Beaut piece Ann. The way you come to your "point" is poignant, being as up to that moment you withhold your intention. This is expressive of both your own sense of vulnerability and concern for your email reader. I'm guessing this is one of a series; the format is an interesting variation on autobiographical method.
This is just so human, sharing all this detritus, , and the cat and all and then GET ME A JOB! It's musical , in its way. I enjoyed it.
Get me a job, though my cat who grew a set of hair balls, died. Hire me without my son, the cat. Dare you.

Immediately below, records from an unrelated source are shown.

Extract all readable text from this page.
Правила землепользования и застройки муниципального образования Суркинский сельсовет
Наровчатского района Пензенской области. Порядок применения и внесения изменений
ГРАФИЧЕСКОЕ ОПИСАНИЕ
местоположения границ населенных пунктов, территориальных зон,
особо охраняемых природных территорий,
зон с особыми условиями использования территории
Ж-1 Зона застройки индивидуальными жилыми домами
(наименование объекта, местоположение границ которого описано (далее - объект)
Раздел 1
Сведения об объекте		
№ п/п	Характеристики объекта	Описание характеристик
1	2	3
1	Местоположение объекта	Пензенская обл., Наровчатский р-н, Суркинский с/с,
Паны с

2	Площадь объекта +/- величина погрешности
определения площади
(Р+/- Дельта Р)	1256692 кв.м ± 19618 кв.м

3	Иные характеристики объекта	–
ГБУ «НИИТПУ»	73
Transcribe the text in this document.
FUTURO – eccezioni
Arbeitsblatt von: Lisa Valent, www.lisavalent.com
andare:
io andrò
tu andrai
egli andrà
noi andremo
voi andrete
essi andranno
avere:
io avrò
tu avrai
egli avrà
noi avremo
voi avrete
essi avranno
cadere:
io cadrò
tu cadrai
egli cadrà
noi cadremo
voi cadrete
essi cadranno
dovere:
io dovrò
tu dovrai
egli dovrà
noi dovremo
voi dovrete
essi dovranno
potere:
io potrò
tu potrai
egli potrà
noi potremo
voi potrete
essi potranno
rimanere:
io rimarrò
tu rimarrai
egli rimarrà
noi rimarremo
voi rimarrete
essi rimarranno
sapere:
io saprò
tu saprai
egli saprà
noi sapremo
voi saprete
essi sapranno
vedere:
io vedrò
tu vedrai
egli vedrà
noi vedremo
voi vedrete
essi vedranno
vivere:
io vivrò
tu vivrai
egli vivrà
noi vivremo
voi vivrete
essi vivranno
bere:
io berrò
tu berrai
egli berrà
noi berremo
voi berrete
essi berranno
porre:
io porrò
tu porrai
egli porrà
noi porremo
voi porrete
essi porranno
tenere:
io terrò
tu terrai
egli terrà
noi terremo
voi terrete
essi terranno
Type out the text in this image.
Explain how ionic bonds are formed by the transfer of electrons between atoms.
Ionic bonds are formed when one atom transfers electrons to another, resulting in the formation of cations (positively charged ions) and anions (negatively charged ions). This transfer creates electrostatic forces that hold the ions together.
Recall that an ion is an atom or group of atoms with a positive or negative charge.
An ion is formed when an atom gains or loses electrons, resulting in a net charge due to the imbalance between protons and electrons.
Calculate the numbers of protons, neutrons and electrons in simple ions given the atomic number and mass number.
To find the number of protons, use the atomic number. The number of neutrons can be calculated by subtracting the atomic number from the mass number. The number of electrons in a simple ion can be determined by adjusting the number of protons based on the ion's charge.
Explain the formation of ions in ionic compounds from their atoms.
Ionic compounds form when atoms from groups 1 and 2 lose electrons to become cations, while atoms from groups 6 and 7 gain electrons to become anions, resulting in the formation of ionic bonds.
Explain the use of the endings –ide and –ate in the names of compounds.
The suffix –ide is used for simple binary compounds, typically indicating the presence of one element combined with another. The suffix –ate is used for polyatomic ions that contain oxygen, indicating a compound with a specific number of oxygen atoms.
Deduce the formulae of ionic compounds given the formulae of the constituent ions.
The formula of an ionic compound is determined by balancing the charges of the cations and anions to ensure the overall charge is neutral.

Franny sounds so much like my Jukka. I hope he lives to 16, sans rasta balls.
*Enjoyed.
Thank you.
Lxx
So this is what a poke prompts! I've often wondered. Fascinating, my being, as well, a fanatic of cats. *
I like the play on form here.*
Some cat! Some life!
Yes, Ann. Yes.
*
Thanks for reading and commenting and fav's.
I applied for the position "writer" with the U.S. Army Corps of Engineers, as fielded by Creative Jobs Central, tonight. I sent my c.v. replete with seven pages of publishing details at the beginning. Creative! I would be eager to drive each day to St. Paul to write as a civilian employee. I've heard great things about the Army as employer from a poet in Minneapolis whose wife applies her Ph.D. in Swedish there and likes the work.